В те, незабываемые дни моего общения с Ильей Николаевичем, увидела я в его кабинете акварель Максимилиана Волошина с туманно вытянутым мысом Меганомом, ныне находящуюся у известной воронежской художницы Ксении Успенской, автора отличного портрета профессора Бороздина. Как известно, Илья Николаевич был знаком с Максимилианом Александровичем, который встречался с ним на раскопках в Старом Крыму.

Конечно же, будучи в Крыму, я не могла не посетить Дом Волошина. В первый раз мне посчастливилось попасть туда еще при жизни Марии Степановны – жены поэта Волошина. И принята я была в этом доме  благодаря имени Ильи Николаевича. Я написала записку Марии Степановне с просьбой принять меня и подписалась «ученица Ильи Николаевича Бороздина».

Мария Степановна, сидя в кресле за письменным столом в кабинете Максимилиана Александровича, вспоминала молодого Илью Бороздина.

«Он даже немножко ухаживал за мной», - сообщила мне доверительно престарелая дама, покачивая из-под свободного длинного платья изумительно красивой ножкой в молодом подъеме, - «Вы, вот, в Вашей комсомольской косыночке (у меня на голове вместо косынки был надет от жары пионерский галстук) не думаете о Боге, а счастье творческого человека заключается в том, насколько он сможет полно выразить то, что заложено в нем Господом.»

Я в молодости часто отдыхала в Крыму в Коктебеле и во второе свое пришествие в Дом Волошина была оставлена там переночевать.  Под  вечер была свидетелем того, как в библиотеке Волошина работала съемочная  группа

«Укркинохроники». Заходящее солнце освещало книжные полки с рядами редких книг. Их подсвечивали софитами и вдруг свет погас. Встревоженный молодой темноволосый режиссер в обыденной рубашке с модной тогда расцветкой «огурчиками» схватил чей-то велосипед, заколол брюки снятой с бельевой веревки прищепкой и помчался куда-то выяснять, что случилось со светом, который так и не дали. И полки снимал Андрей Тарковский – а это был он – при закатных неярких лучах. Такими они и вошли потом в один из начальных эпизодов его фильма «Сталкер».

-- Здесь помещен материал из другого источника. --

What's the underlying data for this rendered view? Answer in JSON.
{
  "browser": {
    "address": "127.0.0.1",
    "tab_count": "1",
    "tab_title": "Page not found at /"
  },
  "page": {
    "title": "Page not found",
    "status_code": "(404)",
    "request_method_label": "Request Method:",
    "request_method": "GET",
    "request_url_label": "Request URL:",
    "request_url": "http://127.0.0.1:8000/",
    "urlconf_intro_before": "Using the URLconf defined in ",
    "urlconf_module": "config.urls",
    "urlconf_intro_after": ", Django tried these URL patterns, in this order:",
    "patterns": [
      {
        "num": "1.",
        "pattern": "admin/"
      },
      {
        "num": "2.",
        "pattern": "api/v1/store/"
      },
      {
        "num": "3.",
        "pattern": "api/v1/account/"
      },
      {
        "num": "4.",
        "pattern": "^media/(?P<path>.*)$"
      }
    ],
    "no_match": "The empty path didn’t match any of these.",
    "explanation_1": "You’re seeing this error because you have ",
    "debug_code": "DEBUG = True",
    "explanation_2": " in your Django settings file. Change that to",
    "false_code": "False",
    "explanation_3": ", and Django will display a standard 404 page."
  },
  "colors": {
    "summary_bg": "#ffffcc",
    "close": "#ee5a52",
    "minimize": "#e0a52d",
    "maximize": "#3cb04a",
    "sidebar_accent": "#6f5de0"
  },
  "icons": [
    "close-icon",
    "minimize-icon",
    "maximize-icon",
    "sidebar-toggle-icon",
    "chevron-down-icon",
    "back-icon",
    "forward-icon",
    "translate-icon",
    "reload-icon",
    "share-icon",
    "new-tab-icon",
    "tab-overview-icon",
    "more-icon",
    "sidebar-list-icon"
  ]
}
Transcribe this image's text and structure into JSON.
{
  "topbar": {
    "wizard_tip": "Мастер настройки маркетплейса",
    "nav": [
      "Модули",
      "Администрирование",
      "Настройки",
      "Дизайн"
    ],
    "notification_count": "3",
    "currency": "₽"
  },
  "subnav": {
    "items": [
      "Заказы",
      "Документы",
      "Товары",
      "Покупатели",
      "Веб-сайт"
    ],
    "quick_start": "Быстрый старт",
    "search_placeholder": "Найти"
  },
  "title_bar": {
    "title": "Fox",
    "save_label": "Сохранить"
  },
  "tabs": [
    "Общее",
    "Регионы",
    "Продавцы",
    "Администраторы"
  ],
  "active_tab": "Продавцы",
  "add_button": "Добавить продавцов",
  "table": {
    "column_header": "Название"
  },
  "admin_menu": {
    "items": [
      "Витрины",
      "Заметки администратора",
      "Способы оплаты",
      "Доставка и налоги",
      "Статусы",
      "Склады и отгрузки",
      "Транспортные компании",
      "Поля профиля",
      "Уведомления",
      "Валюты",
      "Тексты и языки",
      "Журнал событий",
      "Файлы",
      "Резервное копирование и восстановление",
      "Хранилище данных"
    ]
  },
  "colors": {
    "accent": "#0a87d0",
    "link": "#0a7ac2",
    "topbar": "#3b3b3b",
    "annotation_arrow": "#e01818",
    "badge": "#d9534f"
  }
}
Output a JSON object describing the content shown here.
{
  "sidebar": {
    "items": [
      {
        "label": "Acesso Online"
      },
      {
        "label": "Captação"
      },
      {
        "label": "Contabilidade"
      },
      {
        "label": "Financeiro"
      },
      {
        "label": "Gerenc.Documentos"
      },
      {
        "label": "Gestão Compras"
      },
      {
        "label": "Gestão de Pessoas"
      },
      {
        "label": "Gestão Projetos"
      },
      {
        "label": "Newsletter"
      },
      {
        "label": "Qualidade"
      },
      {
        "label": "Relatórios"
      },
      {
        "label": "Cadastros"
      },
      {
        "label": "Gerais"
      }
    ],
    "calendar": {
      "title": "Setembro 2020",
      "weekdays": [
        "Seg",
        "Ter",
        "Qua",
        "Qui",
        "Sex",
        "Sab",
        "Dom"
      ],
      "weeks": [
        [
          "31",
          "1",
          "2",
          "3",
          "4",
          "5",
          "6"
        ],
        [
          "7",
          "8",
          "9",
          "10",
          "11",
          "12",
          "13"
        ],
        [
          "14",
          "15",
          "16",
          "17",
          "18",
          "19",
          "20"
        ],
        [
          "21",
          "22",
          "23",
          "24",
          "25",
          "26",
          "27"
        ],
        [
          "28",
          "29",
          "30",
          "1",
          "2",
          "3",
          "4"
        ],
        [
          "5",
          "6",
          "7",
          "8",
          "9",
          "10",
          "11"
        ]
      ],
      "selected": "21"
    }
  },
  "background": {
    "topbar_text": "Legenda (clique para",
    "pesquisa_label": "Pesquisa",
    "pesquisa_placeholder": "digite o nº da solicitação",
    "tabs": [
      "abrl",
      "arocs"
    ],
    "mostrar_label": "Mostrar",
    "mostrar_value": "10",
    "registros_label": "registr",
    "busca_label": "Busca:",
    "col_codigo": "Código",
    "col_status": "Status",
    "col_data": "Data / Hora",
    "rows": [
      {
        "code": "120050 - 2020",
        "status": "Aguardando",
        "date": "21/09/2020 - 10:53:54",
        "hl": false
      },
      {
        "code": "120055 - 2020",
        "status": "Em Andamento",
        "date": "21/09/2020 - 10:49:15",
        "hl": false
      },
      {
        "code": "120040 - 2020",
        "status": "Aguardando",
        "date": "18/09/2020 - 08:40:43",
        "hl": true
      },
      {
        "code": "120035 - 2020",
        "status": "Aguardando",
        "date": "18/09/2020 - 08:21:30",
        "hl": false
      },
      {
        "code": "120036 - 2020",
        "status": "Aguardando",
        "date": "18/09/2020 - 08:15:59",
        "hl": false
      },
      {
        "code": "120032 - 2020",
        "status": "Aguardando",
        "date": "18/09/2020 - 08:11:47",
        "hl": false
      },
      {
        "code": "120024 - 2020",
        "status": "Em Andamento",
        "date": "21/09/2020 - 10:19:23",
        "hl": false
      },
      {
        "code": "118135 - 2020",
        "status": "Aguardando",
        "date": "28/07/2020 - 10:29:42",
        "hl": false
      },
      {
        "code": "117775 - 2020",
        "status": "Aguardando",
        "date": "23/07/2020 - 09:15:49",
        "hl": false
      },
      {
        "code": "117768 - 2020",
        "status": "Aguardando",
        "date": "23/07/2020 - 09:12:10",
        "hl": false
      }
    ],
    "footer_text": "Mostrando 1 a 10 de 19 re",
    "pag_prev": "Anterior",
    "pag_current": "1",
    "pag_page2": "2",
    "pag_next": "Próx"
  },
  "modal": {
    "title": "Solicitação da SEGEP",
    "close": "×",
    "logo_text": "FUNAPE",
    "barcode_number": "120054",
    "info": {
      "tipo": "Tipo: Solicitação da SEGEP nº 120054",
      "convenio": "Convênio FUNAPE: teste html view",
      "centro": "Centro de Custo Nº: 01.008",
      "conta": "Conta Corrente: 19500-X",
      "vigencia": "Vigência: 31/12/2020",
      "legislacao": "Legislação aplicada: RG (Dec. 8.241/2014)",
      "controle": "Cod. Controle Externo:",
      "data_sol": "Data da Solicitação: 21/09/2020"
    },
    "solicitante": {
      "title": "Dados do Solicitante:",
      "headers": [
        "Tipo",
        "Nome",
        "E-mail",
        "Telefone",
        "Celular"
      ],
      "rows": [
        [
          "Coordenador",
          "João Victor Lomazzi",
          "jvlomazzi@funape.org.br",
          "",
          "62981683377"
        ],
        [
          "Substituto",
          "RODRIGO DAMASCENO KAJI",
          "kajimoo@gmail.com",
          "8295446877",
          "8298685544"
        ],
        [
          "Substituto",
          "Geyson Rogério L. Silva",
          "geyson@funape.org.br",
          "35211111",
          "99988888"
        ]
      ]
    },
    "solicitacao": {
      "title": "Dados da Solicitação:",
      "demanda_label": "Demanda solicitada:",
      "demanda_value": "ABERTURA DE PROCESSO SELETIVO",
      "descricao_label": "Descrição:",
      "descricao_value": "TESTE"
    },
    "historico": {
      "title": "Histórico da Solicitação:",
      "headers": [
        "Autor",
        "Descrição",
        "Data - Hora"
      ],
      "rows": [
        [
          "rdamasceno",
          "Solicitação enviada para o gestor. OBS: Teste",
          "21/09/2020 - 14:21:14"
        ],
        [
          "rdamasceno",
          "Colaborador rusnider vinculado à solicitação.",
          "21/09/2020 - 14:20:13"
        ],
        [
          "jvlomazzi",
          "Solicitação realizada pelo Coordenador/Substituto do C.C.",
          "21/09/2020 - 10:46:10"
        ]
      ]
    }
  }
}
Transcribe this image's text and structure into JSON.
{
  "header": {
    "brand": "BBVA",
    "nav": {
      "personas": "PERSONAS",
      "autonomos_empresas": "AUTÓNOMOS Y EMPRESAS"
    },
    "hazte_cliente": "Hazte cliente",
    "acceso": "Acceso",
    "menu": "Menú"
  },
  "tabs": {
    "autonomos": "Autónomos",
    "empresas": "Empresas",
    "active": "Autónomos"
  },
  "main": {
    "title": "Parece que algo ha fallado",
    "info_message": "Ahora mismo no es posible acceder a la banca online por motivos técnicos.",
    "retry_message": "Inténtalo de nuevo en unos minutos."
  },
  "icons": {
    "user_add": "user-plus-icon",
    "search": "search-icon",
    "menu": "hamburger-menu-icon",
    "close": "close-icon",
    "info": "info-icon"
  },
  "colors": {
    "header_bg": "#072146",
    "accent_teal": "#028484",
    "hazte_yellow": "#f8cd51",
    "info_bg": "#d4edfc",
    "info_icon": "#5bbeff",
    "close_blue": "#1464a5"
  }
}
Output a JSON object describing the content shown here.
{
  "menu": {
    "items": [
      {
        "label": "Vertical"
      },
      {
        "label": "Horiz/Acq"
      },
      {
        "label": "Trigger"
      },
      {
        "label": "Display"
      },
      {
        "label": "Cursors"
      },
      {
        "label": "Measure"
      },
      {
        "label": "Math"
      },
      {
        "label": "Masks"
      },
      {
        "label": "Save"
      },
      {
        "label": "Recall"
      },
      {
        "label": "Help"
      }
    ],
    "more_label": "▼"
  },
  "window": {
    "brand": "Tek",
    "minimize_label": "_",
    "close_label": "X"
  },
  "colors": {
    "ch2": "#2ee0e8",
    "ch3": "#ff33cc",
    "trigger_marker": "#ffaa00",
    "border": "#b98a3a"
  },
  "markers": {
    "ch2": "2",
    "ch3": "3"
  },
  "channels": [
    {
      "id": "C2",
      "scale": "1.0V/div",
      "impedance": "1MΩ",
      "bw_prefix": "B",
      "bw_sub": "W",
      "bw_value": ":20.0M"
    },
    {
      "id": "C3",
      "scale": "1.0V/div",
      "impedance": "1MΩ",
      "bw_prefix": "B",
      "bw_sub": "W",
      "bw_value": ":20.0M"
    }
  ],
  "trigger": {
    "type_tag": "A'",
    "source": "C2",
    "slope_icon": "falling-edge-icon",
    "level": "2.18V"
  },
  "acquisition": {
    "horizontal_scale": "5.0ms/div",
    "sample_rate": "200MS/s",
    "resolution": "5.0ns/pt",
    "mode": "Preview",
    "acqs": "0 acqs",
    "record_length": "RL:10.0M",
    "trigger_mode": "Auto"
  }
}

Мария Степановна очень радушно приняла у себя и писателя Николая Коноплина, с которым мы в конце семидесятых отдыхали в том же Коктебеле, много рассказывала ему о своем Максиньке, как-то сжалась и прервала свой рассказ, когда в комнату вошел «смотритель» дома некто В.Купченко, впоследствии  достаточно  широко  использовавший  в  печати  итоги      своего «смотрения». Коноплин настроился по отношению к нему как-то  подозрительно и эти его подозрения оправдались, когда мы после смерти  Марии Степановны попали в очищенный от книг и картин дом-музей Волошина. (Нынче прошло по радио России сообщение о том, что часть   Дома Волошина рухнула от небрежения его украинских владельцев – Феодосийской картинной галереи.)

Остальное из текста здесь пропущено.